Two days earlier, I received an e-mail with “1A story” written
in the subject field. I always get nervous when e-mails or voicemails greet me
in the morning. I think, “Shoot, what did I miss? Don’t tell me the guy was
25 and not 45!”
The e-mail was from a reader, but the message contained
nothing bad. The reader was a former reporter who liked my story.
We traded some e-mails throughout the day and eventually met
for the lunch I mentioned earlier.
My lunch date was with Jan, a tall woman with gray hair,
glasses and a San Diego Padres T-shirt. She was the cops reporter for about 35
years, essentially our newspaper’s Edna Buchanan, a workhorse whose reputation
hasn’t faded.
She told me about the struggle to get things right, her
college experience as a woman sportswriter, her arguments with editors that
never got personal because their goal was the same: to make the story better.

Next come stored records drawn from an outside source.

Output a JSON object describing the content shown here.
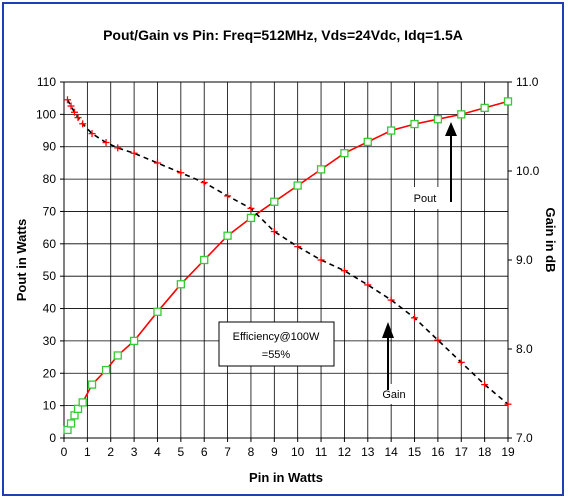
{
  "chart_data": {
    "type": "line",
    "title": "Pout/Gain vs Pin: Freq=512MHz, Vds=24Vdc, Idq=1.5A",
    "xlabel": "Pin in Watts",
    "ylabel": "Pout in Watts",
    "y2label": "Gain in dB",
    "xlim": [
      0,
      19
    ],
    "ylim": [
      0,
      110
    ],
    "y2lim": [
      7.0,
      11.0
    ],
    "x_ticks": [
      "0",
      "1",
      "2",
      "3",
      "4",
      "5",
      "6",
      "7",
      "8",
      "9",
      "10",
      "11",
      "12",
      "13",
      "14",
      "15",
      "16",
      "17",
      "18",
      "19"
    ],
    "y_ticks": [
      "0",
      "10",
      "20",
      "30",
      "40",
      "50",
      "60",
      "70",
      "80",
      "90",
      "100",
      "110"
    ],
    "y2_ticks": [
      "7.0",
      "8.0",
      "9.0",
      "10.0",
      "11.0"
    ],
    "grid": true,
    "series": [
      {
        "name": "Pout",
        "axis": "left",
        "color": "#ff0000",
        "marker": "square",
        "marker_color": "#33cc33",
        "x": [
          0.15,
          0.3,
          0.45,
          0.6,
          0.8,
          1.2,
          1.8,
          2.3,
          3.0,
          4.0,
          5.0,
          6.0,
          7.0,
          8.0,
          9.0,
          10.0,
          11.0,
          12.0,
          13.0,
          14.0,
          15.0,
          16.0,
          17.0,
          18.0,
          19.0
        ],
        "y": [
          2.5,
          4.5,
          7,
          9,
          11,
          16.5,
          21,
          25.5,
          30,
          39,
          47.5,
          55,
          62.5,
          68,
          73,
          78,
          83,
          88,
          91.5,
          95,
          97,
          98.5,
          100,
          102,
          104
        ]
      },
      {
        "name": "Gain",
        "axis": "right",
        "color": "#000000",
        "linestyle": "dashed",
        "marker": "plus",
        "marker_color": "#ff0000",
        "x": [
          0.15,
          0.3,
          0.45,
          0.6,
          0.8,
          1.2,
          1.8,
          2.3,
          3.0,
          4.0,
          5.0,
          6.0,
          7.0,
          8.0,
          9.0,
          10.0,
          11.0,
          12.0,
          13.0,
          14.0,
          15.0,
          16.0,
          17.0,
          18.0,
          19.0
        ],
        "y": [
          10.8,
          10.73,
          10.66,
          10.6,
          10.53,
          10.42,
          10.32,
          10.26,
          10.2,
          10.09,
          9.98,
          9.87,
          9.72,
          9.58,
          9.32,
          9.15,
          9.0,
          8.88,
          8.72,
          8.55,
          8.35,
          8.1,
          7.85,
          7.6,
          7.38
        ]
      }
    ],
    "annotations": {
      "efficiency_line1": "Efficiency@100W",
      "efficiency_line2": "=55%",
      "pout_label": "Pout",
      "gain_label": "Gain"
    }
  }
}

She also recounted her relationship with the police, one
that local officials still comment on, saying, “Well, when Jan was here …”
The police department’s public information officer retired recently
after more than three decades with the force. He gave his home phone number to
one person: Jan.
Her stories were awesome and her lessons stayed with me,
especially one I thought about as soon as we left the restaurant.
The work you do, even if it’s as a fill-in, might have been
someone else’s career. The effort you expend must be done in recognition of
those who’ve done the work before you.
The brief you’re filing? Make it clean and clear — like
the thousands written before yours.
The interview you’re conducting? Dress professionally and do
your research — so the interviewee can respect how journalists work.
The readers you’re trying to engage? Some of your hometown
natives have read the paper since they first learned to string words together.
They remember the errors, pictures, headlines and writers of the past.
Yeah, 10 weeks is a short time.
But how do you want to be remembered?